Le Professeur avait enseigné à Mogadiscio, capitale portuaire de la Somalie. Ce pays fut italien de 1889 à 1936. Mussolini l’inclut dans une Afrique orientale italienne entre 1936 et 1941. Si l’on étudie l’implantation italienne ici, et la colonisation progressive qui s’en suit, on constate d’emblée une dureté, une ingratitude et une violence inouïe à l’endroit des autochtones. Une politique discriminatoire sans précédent ! Tous les secteurs importants sont gérés et quadrillés par l’administrateur italien. Les jeunes indigènes n’ont pas accès à l’éducation publique, et ne sont pas formés professionnellement. L’unique voie d’apprentissage pour la population locale – les Somaliens sont pour l’essentiel musulmans -, ce sont les médersas et les écoles coraniques.
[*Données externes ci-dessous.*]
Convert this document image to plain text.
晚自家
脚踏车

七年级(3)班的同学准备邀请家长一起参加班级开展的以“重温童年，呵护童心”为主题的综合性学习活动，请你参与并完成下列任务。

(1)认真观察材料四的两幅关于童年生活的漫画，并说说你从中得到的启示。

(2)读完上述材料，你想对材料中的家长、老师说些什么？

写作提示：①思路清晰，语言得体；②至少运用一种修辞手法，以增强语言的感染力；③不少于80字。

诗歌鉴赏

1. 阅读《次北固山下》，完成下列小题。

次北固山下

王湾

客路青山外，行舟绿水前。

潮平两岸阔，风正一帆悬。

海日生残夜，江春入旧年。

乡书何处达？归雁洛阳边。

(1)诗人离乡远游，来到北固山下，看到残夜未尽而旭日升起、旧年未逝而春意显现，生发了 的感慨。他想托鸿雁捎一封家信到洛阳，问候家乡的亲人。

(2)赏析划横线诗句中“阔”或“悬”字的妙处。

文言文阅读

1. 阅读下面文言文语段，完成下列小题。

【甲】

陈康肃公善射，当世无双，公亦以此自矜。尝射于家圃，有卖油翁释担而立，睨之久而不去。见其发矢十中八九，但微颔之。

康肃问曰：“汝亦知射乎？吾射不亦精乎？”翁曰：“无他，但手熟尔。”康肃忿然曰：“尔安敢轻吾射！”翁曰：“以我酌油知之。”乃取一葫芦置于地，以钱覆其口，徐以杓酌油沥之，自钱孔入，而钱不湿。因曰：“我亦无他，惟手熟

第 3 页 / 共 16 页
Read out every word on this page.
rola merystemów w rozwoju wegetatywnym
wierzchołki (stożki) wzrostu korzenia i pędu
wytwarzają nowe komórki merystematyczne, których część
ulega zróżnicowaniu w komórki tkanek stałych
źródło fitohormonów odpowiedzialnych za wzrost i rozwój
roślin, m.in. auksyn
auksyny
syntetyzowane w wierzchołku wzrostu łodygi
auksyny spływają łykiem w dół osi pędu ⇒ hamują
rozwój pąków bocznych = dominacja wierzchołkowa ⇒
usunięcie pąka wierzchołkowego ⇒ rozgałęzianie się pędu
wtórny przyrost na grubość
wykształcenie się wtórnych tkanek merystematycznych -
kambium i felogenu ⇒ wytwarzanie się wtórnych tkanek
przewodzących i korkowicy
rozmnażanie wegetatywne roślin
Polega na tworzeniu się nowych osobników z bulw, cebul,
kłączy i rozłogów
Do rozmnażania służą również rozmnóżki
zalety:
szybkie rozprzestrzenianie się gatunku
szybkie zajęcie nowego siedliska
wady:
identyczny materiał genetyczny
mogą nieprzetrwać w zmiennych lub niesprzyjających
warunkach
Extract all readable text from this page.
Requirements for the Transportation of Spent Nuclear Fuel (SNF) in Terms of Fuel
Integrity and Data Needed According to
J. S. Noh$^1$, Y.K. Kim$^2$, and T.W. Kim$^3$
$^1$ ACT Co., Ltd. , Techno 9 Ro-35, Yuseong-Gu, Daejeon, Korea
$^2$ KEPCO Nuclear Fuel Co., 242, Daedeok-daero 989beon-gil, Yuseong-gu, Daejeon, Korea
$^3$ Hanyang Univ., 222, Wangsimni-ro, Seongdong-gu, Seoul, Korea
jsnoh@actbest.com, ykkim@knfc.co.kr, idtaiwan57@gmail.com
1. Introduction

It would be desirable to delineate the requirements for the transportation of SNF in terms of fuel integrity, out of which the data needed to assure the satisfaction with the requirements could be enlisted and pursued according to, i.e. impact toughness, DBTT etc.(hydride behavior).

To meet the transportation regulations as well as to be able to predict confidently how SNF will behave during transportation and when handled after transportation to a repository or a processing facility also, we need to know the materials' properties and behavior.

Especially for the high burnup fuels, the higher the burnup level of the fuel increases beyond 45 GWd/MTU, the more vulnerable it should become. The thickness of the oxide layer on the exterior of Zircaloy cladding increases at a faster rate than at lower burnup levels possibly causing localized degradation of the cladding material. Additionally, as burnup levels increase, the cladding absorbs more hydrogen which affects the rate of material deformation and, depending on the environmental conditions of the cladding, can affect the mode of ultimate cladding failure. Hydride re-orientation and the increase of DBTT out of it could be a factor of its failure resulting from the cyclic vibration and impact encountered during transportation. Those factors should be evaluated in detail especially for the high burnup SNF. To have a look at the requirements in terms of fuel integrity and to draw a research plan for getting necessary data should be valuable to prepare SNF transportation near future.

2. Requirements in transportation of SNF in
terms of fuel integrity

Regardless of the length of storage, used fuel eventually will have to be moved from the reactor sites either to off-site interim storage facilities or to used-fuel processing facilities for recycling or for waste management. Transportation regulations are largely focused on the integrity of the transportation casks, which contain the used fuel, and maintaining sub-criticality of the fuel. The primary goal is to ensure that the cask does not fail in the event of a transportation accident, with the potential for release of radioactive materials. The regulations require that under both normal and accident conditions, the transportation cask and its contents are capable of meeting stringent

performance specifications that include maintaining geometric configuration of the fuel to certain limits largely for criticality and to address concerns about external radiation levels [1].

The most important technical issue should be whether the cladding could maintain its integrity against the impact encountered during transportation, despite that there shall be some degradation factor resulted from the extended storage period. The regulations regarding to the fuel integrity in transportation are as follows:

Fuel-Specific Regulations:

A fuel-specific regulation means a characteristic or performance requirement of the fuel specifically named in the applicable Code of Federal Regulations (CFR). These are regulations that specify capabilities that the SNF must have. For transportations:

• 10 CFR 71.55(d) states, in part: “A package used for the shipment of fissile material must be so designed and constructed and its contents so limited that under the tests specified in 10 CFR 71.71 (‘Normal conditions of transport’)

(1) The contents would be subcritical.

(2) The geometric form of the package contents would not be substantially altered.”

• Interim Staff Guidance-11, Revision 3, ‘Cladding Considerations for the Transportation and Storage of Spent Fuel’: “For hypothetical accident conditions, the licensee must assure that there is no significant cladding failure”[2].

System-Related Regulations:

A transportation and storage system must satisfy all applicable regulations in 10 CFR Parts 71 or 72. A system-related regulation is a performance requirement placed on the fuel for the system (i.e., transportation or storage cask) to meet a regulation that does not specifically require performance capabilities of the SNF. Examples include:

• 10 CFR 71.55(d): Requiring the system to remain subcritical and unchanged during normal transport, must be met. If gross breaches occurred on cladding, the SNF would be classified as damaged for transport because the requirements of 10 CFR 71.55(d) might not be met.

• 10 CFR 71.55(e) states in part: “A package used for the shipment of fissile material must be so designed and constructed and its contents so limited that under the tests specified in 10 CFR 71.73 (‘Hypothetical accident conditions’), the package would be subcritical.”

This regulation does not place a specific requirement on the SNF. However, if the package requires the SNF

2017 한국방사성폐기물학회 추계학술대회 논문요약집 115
Tout cela aura forcément une incidence pour l’avenir. Ceux qui suivent les évolutions plus contemporaines de la Somalie saisiront.
Aussi, les Nations Unies donneront dix ans à l’Italie (1950-1960), par l’envoi de coopérants, pour former des cadres somaliens et préparer l’indépendance de ce pays. À la veille de celle-ci, beaucoup restait à faire néanmoins. Il est clair que notre Dominici/Alain Delon aura vécu cette période. Question intéressante, à laquelle le film ne répond pas et nous préférons, sans doute, qu’il n’y réponde aucunement : Quels furent les élèves du Professeur en Somalie ?
Il en ressort clairement que le rejeton d’un haut gradé italien, installé aux Colonies, n’est plus nulle part chez lui. Ceux qui, comme moi, auront connu l’Afrique française comprendront.